Technical indicators added further pressure. Popular analyst Ted Pillows recently warned that Bitcoin’s daily Relative Strength Index had broken its uptrend structure. Shortly after that signal appeared, Bitcoin declined roughly 13%, validating concerns that momentum was weakening.
What Could Bring Bitcoin Back Higher?
Despite the ongoing panic, several potential catalysts could support a recovery. The first would be a reversal in ETF flows. During Bitcoin’s strongest rallies this cycle, spot ETFs absorbed billions of dollars worth of BTC from the market. If institutional demand returns and ETF inflows resume, Bitcoin could quickly regain lost momentum.
De-escalating tensions between the United States and Iran would also help restore risk appetite across financial markets. Bitcoin has become macro-sensitive recently, as the current weakness shows. Thus, improving geopolitical and macroeconomic conditions could improve risk appetite across the market and help support a broad price recovery.
Institutional buying could provide another major boost. Many traders associate institutional buying with bullish conditions and institutional selling with weakness. Thus, if institutional investors such as BlackRock and Strategy resume accumulation, sentiment could shift rapidly.
Technically, Bitcoin could also benefit from reclaiming the $70,000-$72,000 region. Recovering that support zone could reduce fears of a deeper correction. It would also attract sidelined investors to re-enter the market, and reassure retail and large-scale investors alike.
Ted Pillows Says The Four-Year Cycle Remains Intact
While short-term conditions remain challenging, some analysts believe a broader market thesis is at play. Ted Pillows recently shared a long-term chart comparing Bitcoin’s current price action with previous market cycles. According to the analysis, Bitcoin has historically experienced a macro downtrend phase before breaking out into new all-time highs.

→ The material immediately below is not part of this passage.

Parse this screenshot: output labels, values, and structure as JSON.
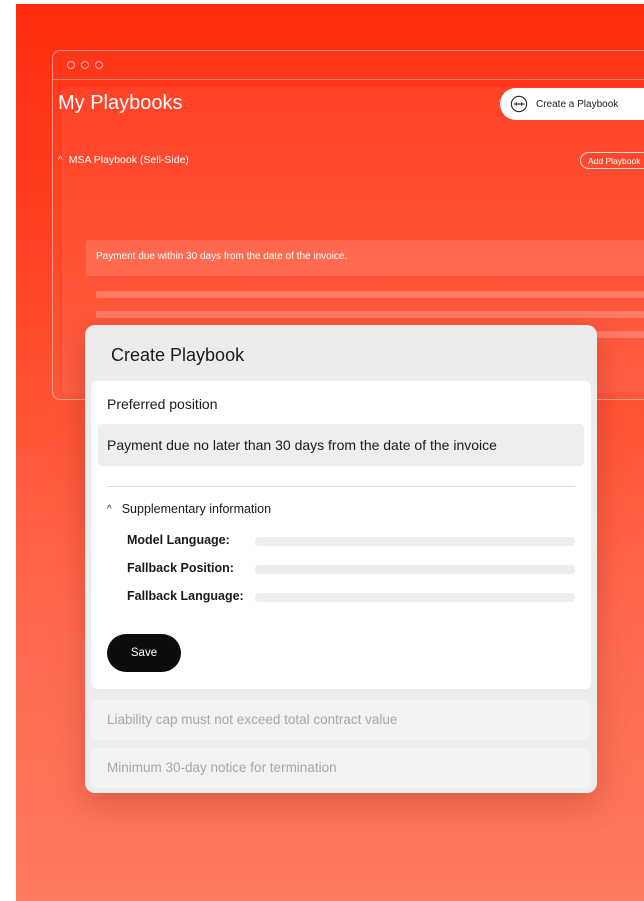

The chart highlights similar periods in 2015, 2019, and 2023 when Bitcoin spent months consolidating or declining before eventually breaking trendlines and entering powerful rallies. Ted argues that the current market structure resembles those earlier periods. Hence, the latest drop below $70,000 may represent just another phase in Bitcoin’s four-year cycle, and may precede a climb to new all-time highs in the coming months.